Кларка чуть подняла брови и усмехнулась не менее загадочно, чем Мона Лиза и Мата Хари, вместе взятые, поставила кружку на картонный подносик с надписью «Сердце Праги стобашенной и гостеприимной» и принялась за похлебку, красную от перца и горячую, как горнило печи в кладненских сталелитейнях «Полди Кладно», похлебку, которую можно сравнить лишь с лезвием бритвы «Astra Superior».
— Ладненько, — сказала она между двумя глотками, когда ей удалось наконец одолеть длинный белый лоскут требухи, свисавший изо рта, как чересчур крупная рыба из клюва фламинго, — только не вздумай качать права, а уж трепаться об этом, особенно в театре, и подавно. Не забывай, что я там была до тебя и буду после тебя, если ты однажды из театра уйдешь. Ведь не станешь же ты ходить в монтах всю свою жизнь.
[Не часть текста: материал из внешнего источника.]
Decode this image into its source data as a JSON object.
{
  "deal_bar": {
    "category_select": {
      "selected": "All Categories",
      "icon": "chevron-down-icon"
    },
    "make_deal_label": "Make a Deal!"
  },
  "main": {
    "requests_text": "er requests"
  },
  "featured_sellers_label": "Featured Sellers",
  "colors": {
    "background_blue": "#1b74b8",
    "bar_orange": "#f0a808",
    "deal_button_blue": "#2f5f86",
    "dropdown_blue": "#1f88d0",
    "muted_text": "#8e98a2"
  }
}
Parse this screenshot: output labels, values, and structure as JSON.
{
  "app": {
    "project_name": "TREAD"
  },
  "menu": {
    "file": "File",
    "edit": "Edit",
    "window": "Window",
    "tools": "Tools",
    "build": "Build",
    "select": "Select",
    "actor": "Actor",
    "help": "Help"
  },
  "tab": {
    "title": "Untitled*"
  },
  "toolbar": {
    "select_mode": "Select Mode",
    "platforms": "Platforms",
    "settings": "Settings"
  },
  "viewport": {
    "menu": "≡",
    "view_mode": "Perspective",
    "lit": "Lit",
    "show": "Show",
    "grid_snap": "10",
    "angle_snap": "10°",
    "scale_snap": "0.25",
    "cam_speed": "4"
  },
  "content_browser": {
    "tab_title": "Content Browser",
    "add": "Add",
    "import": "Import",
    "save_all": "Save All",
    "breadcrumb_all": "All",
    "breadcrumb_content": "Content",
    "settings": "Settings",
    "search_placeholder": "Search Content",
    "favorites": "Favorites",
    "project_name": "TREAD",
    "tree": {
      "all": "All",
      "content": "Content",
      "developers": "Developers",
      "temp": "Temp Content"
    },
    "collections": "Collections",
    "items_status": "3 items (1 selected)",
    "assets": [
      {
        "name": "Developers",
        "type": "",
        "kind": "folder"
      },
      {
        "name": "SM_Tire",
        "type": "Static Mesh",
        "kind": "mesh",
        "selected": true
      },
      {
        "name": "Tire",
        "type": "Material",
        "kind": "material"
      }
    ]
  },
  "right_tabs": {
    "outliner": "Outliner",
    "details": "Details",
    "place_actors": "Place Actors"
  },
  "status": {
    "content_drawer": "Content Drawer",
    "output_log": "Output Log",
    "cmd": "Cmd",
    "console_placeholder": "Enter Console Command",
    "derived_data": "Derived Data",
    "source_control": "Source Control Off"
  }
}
И потому не порти мою.
— А ты не хочешь, — внезапно вскричал Франтишек, вознесенный валом вдохновения на самый гребень, и положил свою ложку на край тарелки, — однажды уйти из театра вместе со мной?
— И куда же, скажи на милость?
— А куда-нибудь. — Франтишека несло. — Неважно. Куда-нибудь, где мне дали бы квартиру.
Кларка не спеша доела, оттолкнув тарелку, кликнула официанта и попросила принести по сто граммов «Охотничьей» и еще по кружке пива. Подперев рукой подбородок, она глубоко вздохнула:
— Эти глупости из головы выбрось! Ты исключительно милый мальчик, ну а я исключительно избалованная тварь. Студенческая любовь не по мне. Кроме того, для тебя я стара. Наступит час, и ты взвоешь, что со мной связался, а мне такого счастья и задаром не надо. — Кларка подняла свою рюмку с «Охотничьей» водкой и подождала, пока Франтишек поднимет свою. — Ты меня любишь? — спросила она, подняв вдруг брови чуть не к потолку этой чадной забегаловки. — Говори, любишь?
— Не знаю, — ответил Франтишек убито, но честно.
— Вот видишь, — печально усмехнулась Кларка и залпом осушила рюмку.
За соседним столиком одобрительно загомонили, раздались восторженные хлопки и поощрительные восклицания. Кларка оглядывалась вокруг, гордо подняв голову и ослепительно улыбаясь. В эту минуту она была подобна цирковой наезднице, что мчится галопом, стоя на спине белой лошадки, по манежу и бросает в публику воздушные поцелуи. Франтишек почувствовал, как сердце его сжалось, а тело пронзила странная, доселе неведомая боль.
Тьма за окнами полуподвальной харчевни «У Календов» начинала бледнеть, и свет уличных фонарей медленно растворялся в поднявшемся с реки тумане. Где-то на Влтаве кричал буксир. Франтишек взглянул на часы и с удивлением обнаружил, что стрелки показывают семь. Через час, и ни минутой позже, он должен быть в театре.
Глава седьмаяСИРАНО ДЕ БЕРЖЕРАК
Адольф Горски пришел в театр вскоре после Нового года. От своего отца, именитого чешского кинорежиссера, он получил в наследство лишь имя и склонность жить на широкую ногу, зато от матушки, не менее известной чешской киноактрисы, славной своей красотой, глупостью да еще тем, что во время войны она сотрудничала с немцами, унаследовал внешность и интеллект.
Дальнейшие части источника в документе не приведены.